Таким образом, рассматриваемый в настоящей статье конечный сегмент текста, являясь частью целостного произведения, взаимосвязан не только с внешней структурой, но и обладает функцией смыслосозида-ния, о чем пойдет речь позже.

Стоит обратить внимание на то, что жанр литературного произведения неразрывно связан с принципом понимания глубинной и поверхностной структур.

Понимание жанра произведения дает толчок к овладению его художественной идеей, помогает сделать шаг от понимания его содержания к пониманию смысла. Жанр обладает свойством смыслосозидания, которое выражается в своеобразной организации художественного текста. Правильное понимание этой организации читателем приводит к правильному пониманию всего текста [6, с. 77].

Равно тому, как жанровая принадлежность обусловливает структурные особенности произведения, подобным образом влияет на внешнюю и внутреннюю структуры принадлежность к определенному литературному направлению. Рассмотрим интересующее нас направление модернизма и присущую этому направлению тенденцию отхода от классической схемы построения текста.

Модернизм формируется в художественную систему в период 1910-х - 1920-х годов. В произведениях модернистов выражено мировосприятие людей сложной общественно-исторической эпохи, наполненной множеством масштабных событий и перемен - таких как войны, революции, быстрые темпы технического развития и проникновение в новые сферы научного знания. Убыстряются ритмы жизни, изобретаются более совершенные средства коммуникации, меняются представления о пространственной и временной протяженности. В связи с этим, в сфере искусства ведутся поиски новых средств художественной изобразительности [4, с. 3].

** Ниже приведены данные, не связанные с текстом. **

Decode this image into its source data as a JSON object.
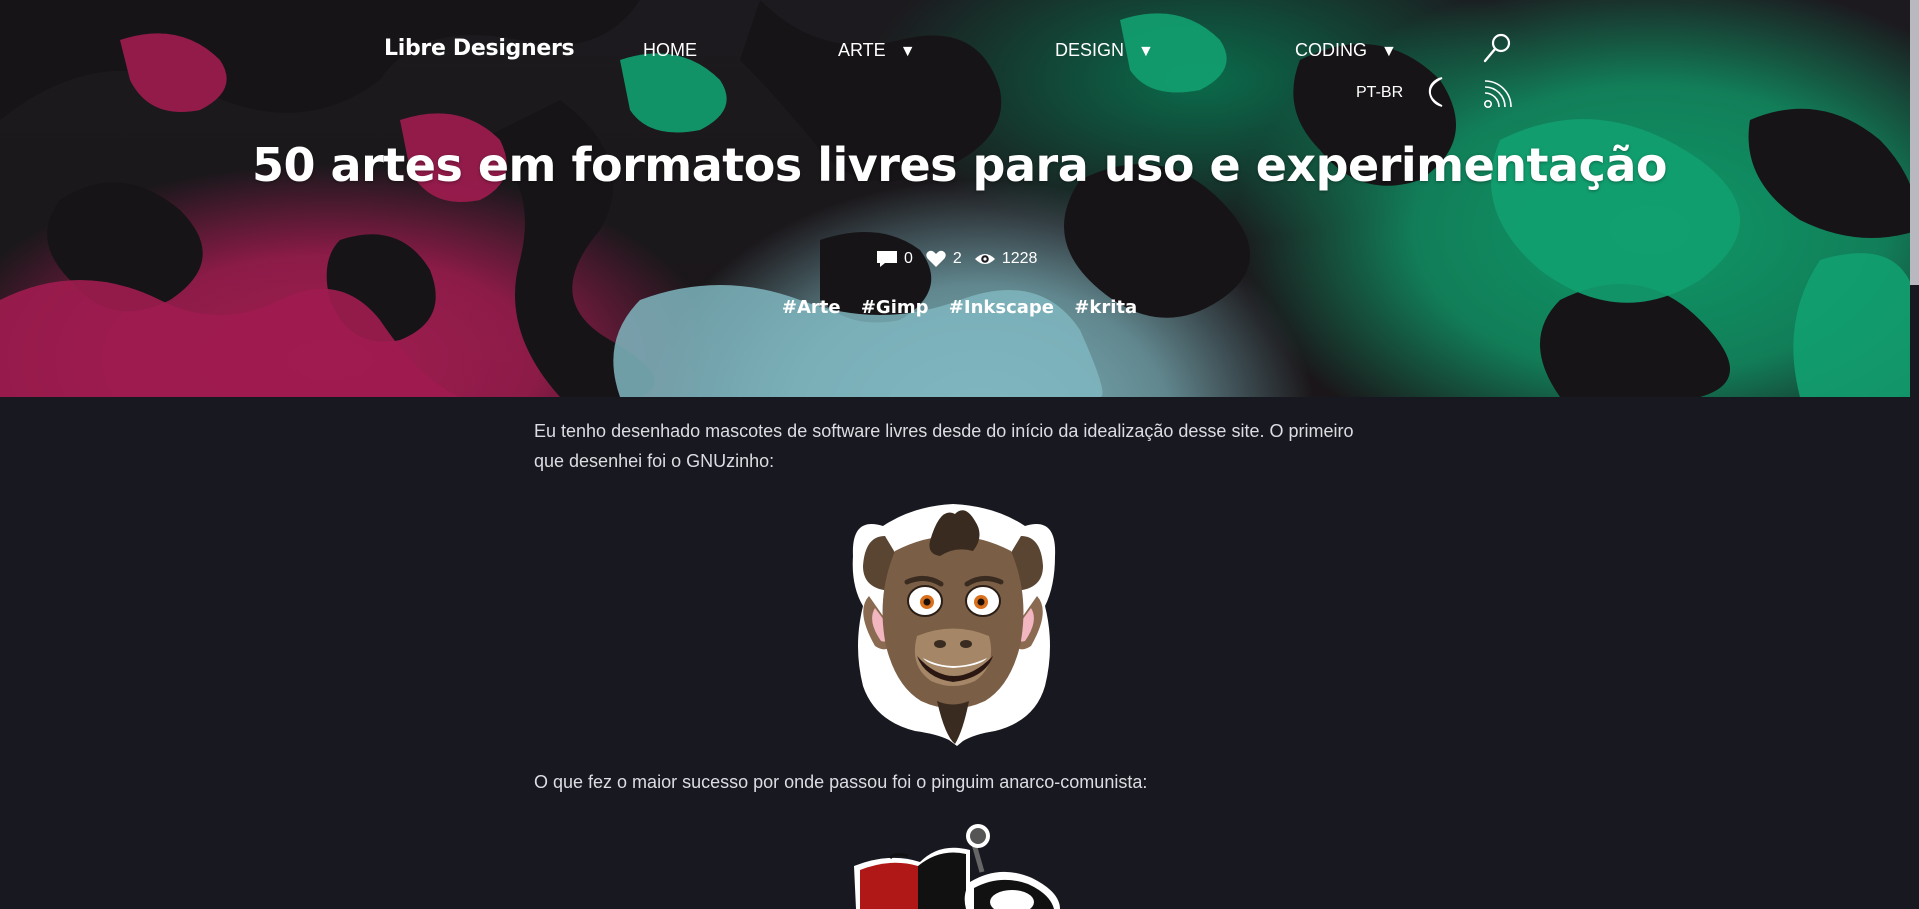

В контексте развития модернизма особое значение приобретает художественный прием, именуемый «Потоком сознания».

«Поток сознания» (Stream of consciousness) как техника письма представляет собой алогичный внутренний монолог, воспроизводящий хаос мыслей и переживаний, мельчайшие движения души. Это - свободный ассоциативный поток мыслей в той последовательности, как они возникают, перебивают друг друга и теснятся алогичными нагромождениями [3, с. 61].

Дж. Джойсом, например, экспозиция, последовательно развивающаяся сюжетная линия, портретные характеристики, описания и четкая концовка - все это отвергается с целью создания иных смыслов посредством новой, непривычной читателю формы [Там же, с. 62].

Отсутствие четкой концовки в теории литературы связано с явлением «нон-финито» (с итал. - неоконченный) или, иными словами, с явлением незавершенности.

Нон-финито как художественный прием включается в более сложную систему развития истории искусств и проходит определенную трансформацию в процессе перехода от «закрытых» систем к «открытым». Отношение к проблеме нон-финито является одной из важных характеристик эпохи, сознания. Художественное сознание эпохи претворяется в ее поэтике, а смена типов художественного сознания обусловливает главные линии и направления исторического движения поэтических форм и категорий [1, с. 162].

Что касается структуры модернистского текста, ему свойственны так называемые открытые или размытые концовки, причем отсутствие канонической структуры само по себе является воплощением смысла и авторской концепции. Открытая концовка заключает в себе основной и даже главный смысл произведения. Автор предоставляет читателю додумать, предложить свою версию завершения истории.

В качестве примера рассмотрим модернистский рассказ Kate Chopin «A Respectable Woman».

Экспозиция рассказа, заключенная уже в первых строках, раскрывает перед читателем намечающийся конфликт таким образом, словно само повествование начинается из неоткуда, как-будто из середины: «Mrs. Baroda was a little provoked to learn that her husband expected his friend, Gouvernail, up to spend a week or two on the plantation» [16] / Госпожа Барода была слегка рассержена, узнав, что муж пригласил своего приятеля Гувернейла провести неделю-две на их плантации [14]. Имея в виду способность читателя вскрывать глубинный смысл, иными словами, дешифровать содержательно-подтекстовую информацию (СПИ по Гальперину), можно предположить, что в воображении интерпретатора вырисовывается классический «любовный треугольник», и, соответственно, если следовать традиционной схеме построения литературного произведения, мы непосредственно оказываемся на первой ступени «Пирамиды Фрайтага», т.е. завязке, в то время как, например, в рассказе направления реализма, ей (завязке) предшествовало бы детальное описание не связанных с конфликтом событий.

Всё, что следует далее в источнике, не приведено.